O ex-presidente Jair Bolsonaro (PL), condenado a 27 anos e 3 meses de prisão por tentativa de golpe de Estado, participará de audiência de custódia nesta quarta-feira (26). A sessão, determinada pelo ministro Alexandre de Moraes, do Supremo Tribunal Federal (STF), será realizada por videoconferência diretamente da Superintendência da Polícia Federal (PF) em Brasília, onde o ex-mandatário está detido desde sábado (22).

A audiência de custódia, procedimento padrão tanto em prisões em flagrante quanto no cumprimento de mandados, tem como objetivo verificar a legalidade da prisão e apurar se o detido sofreu qualquer tipo de violência no momento da abordagem até o comparecimento à sessão.
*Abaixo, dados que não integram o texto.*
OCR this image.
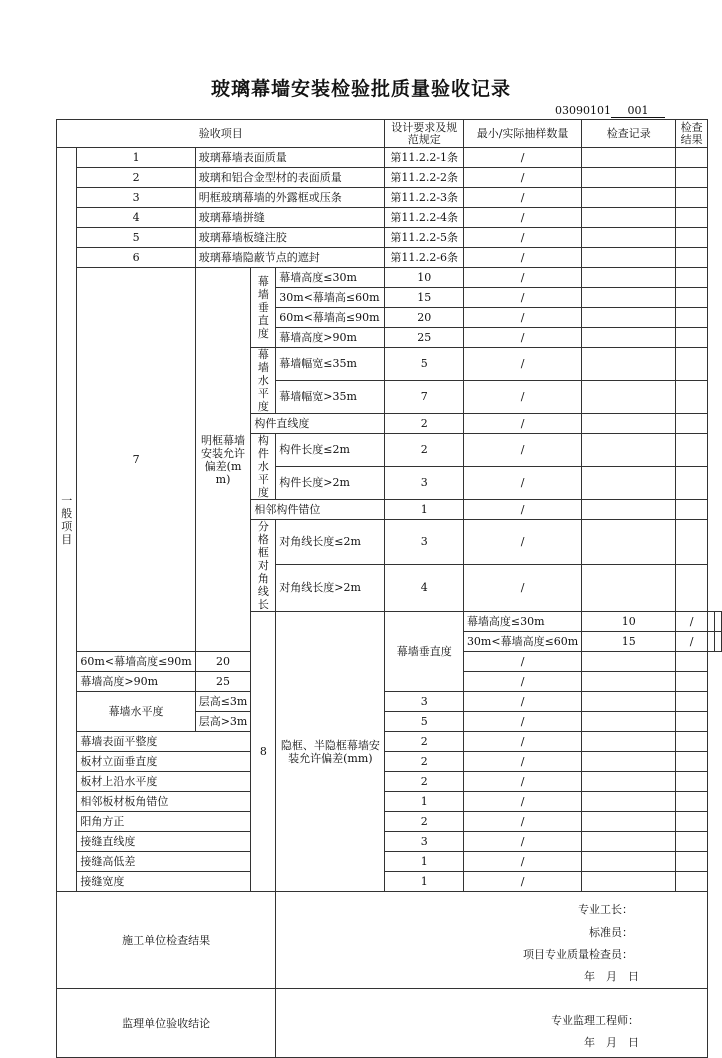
玻璃幕墙安装检验批质量验收记录
03090101 001
验收项目					设计要求及规范规定	最小/实际抽样数量	检查记录	检查结果		
一般项目	1	玻璃幕墙表面质量			第11.2.2-1条	/				
	2	玻璃和铝合金型材的表面质量			第11.2.2-2条	/				
	3	明框玻璃幕墙的外露框或压条			第11.2.2-3条	/				
	4	玻璃幕墙拼缝			第11.2.2-4条	/				
	5	玻璃幕墙板缝注胶			第11.2.2-5条	/				
	6	玻璃幕墙隐蔽节点的遮封			第11.2.2-6条	/				
	7	明框幕墙安装允许偏差(mm)	幕墙垂直度	幕墙高度≤30m	10	/				
				30m<幕墙高≤60m	15	/				
				60m<幕墙高≤90m	20	/				
				幕墙高度>90m	25	/				
			幕墙水平度	幕墙幅宽≤35m	5	/				
				幕墙幅宽>35m	7	/				
			构件直线度		2	/				
			构件水平度	构件长度≤2m	2	/				
				构件长度>2m	3	/				
			相邻构件错位		1	/				
			分格框对角线长	对角线长度≤2m	3	/				
				对角线长度>2m	4	/				
			8	隐框、半隐框幕墙安装允许偏差(mm)	幕墙垂直度	幕墙高度≤30m	10	/		
						30m<幕墙高度≤60m	15	/		
	60m<幕墙高度≤90m	20				/				
	幕墙高度>90m	25				/				
	幕墙水平度	层高≤3m			3	/				
		层高>3m			5	/				
	幕墙表面平整度				2	/				
	板材立面垂直度				2	/				
	板材上沿水平度				2	/				
	相邻板材板角错位				1	/				
	阳角方正				2	/				
	接缝直线度				3	/				
	接缝高低差				1	/				
	接缝宽度				1	/				
施工单位检查结果				专业工长：
标准员：
项目专业质量检查员：
年　月　日						

监理单位验收结论				专业监理工程师：
年　月　日						
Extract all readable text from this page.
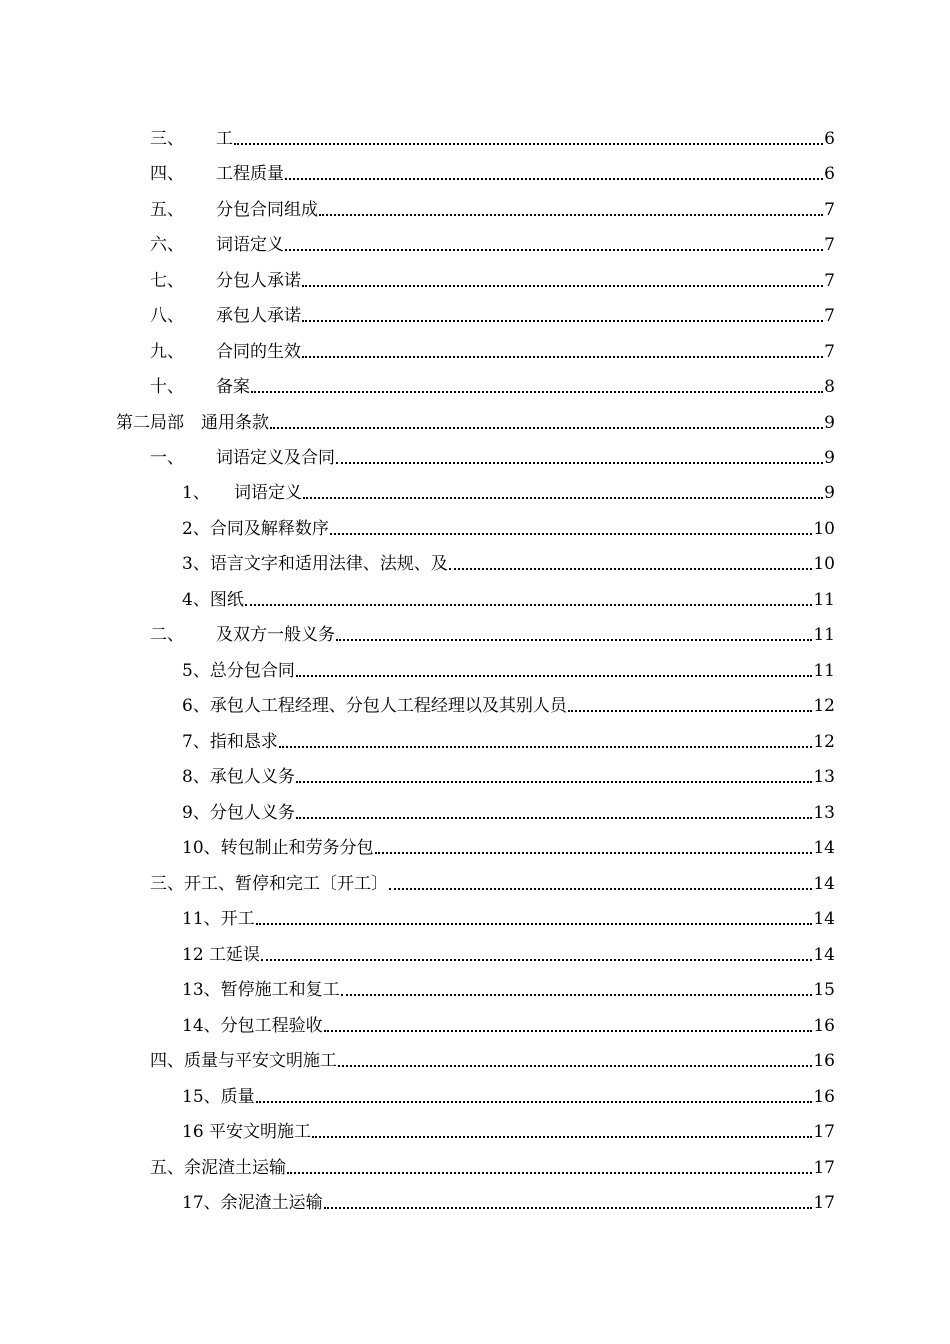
三、	工	6
四、	工程质量	6
五、	分包合同组成	7
六、	词语定义	7
七、	分包人承诺	7
八、	承包人承诺	7
九、	合同的生效	7
十、	备案	8
第二局部　通用条款	9
一、	词语定义及合同	9
1、	词语定义	9
2、合同及解释数序	10
3、语言文字和适用法律、法规、及	10
4、图纸	11
二、	及双方一般义务	11
5、总分包合同	11
6、承包人工程经理、分包人工程经理以及其别人员	12
7、指和恳求	12
8、承包人义务	13
9、分包人义务	13
10、转包制止和劳务分包	14
三、开工、暂停和完工〔开工〕	14
11、开工	14
12 工延误	14
13、暂停施工和复工	15
14、分包工程验收	16
四、质量与平安文明施工	16
15、质量	16
16 平安文明施工	17
五、余泥渣土运输	17
17、余泥渣土运输	17
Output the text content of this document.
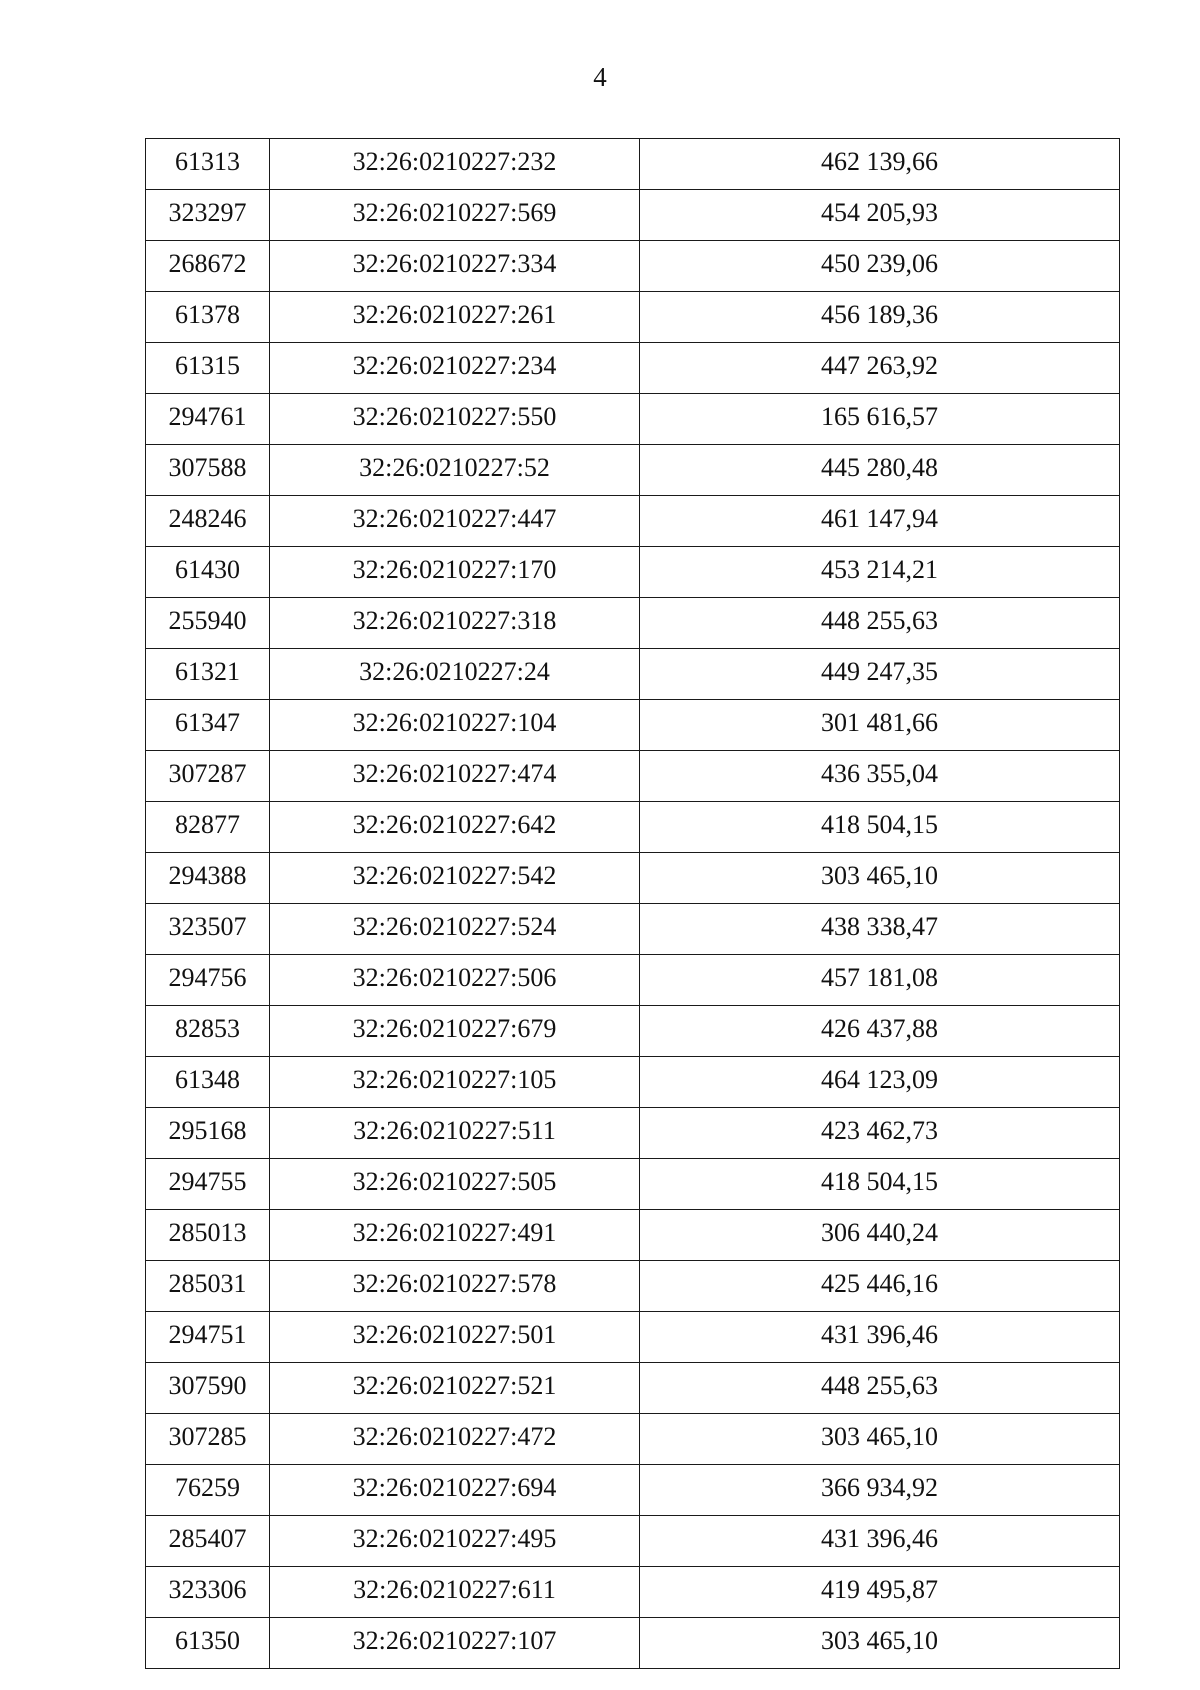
4
61313	32:26:0210227:232	462 139,66
323297	32:26:0210227:569	454 205,93
268672	32:26:0210227:334	450 239,06
61378	32:26:0210227:261	456 189,36
61315	32:26:0210227:234	447 263,92
294761	32:26:0210227:550	165 616,57
307588	32:26:0210227:52	445 280,48
248246	32:26:0210227:447	461 147,94
61430	32:26:0210227:170	453 214,21
255940	32:26:0210227:318	448 255,63
61321	32:26:0210227:24	449 247,35
61347	32:26:0210227:104	301 481,66
307287	32:26:0210227:474	436 355,04
82877	32:26:0210227:642	418 504,15
294388	32:26:0210227:542	303 465,10
323507	32:26:0210227:524	438 338,47
294756	32:26:0210227:506	457 181,08
82853	32:26:0210227:679	426 437,88
61348	32:26:0210227:105	464 123,09
295168	32:26:0210227:511	423 462,73
294755	32:26:0210227:505	418 504,15
285013	32:26:0210227:491	306 440,24
285031	32:26:0210227:578	425 446,16
294751	32:26:0210227:501	431 396,46
307590	32:26:0210227:521	448 255,63
307285	32:26:0210227:472	303 465,10
76259	32:26:0210227:694	366 934,92
285407	32:26:0210227:495	431 396,46
323306	32:26:0210227:611	419 495,87
61350	32:26:0210227:107	303 465,10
No caso de Bolsonaro, a prisão ocorreu após ele violar medidas cautelares da prisão domiciliar ao tentar romper a tornozeleira eletrônica, vinculada ao processo de tentativa de coação e obstrução das investigações sobre a trama golpista.

Ex-ministros também serão apresentados ao juiz

Além de Bolsonaro, outros quatro ex-integrantes do governo federal, presos nesta terça-feira (25) após o STF declarar o trânsito em julgado das ações, também passarão por audiência de custódia. São eles:

  • Almir Garnier (ex-comandante da Marinha): condenado a 24 anos de prisão, cumprirá pena na Estação Rádio da Marinha, em Santa Maria (DF).
  • Augusto Heleno (ex-GSI): condenado a 21 anos, cumprirá pena no Comando Militar do Planalto, em Brasília.
  • Anderson Torres (ex-ministro da Justiça): condenado a 24 anos, seguirá para ala reservada no 19º BPM, a “Papudinha”.
  • Paulo Sérgio Nogueira (ex-ministro da Defesa): condenado a 19 anos, também cumprirá pena no Comando Militar do Planalto.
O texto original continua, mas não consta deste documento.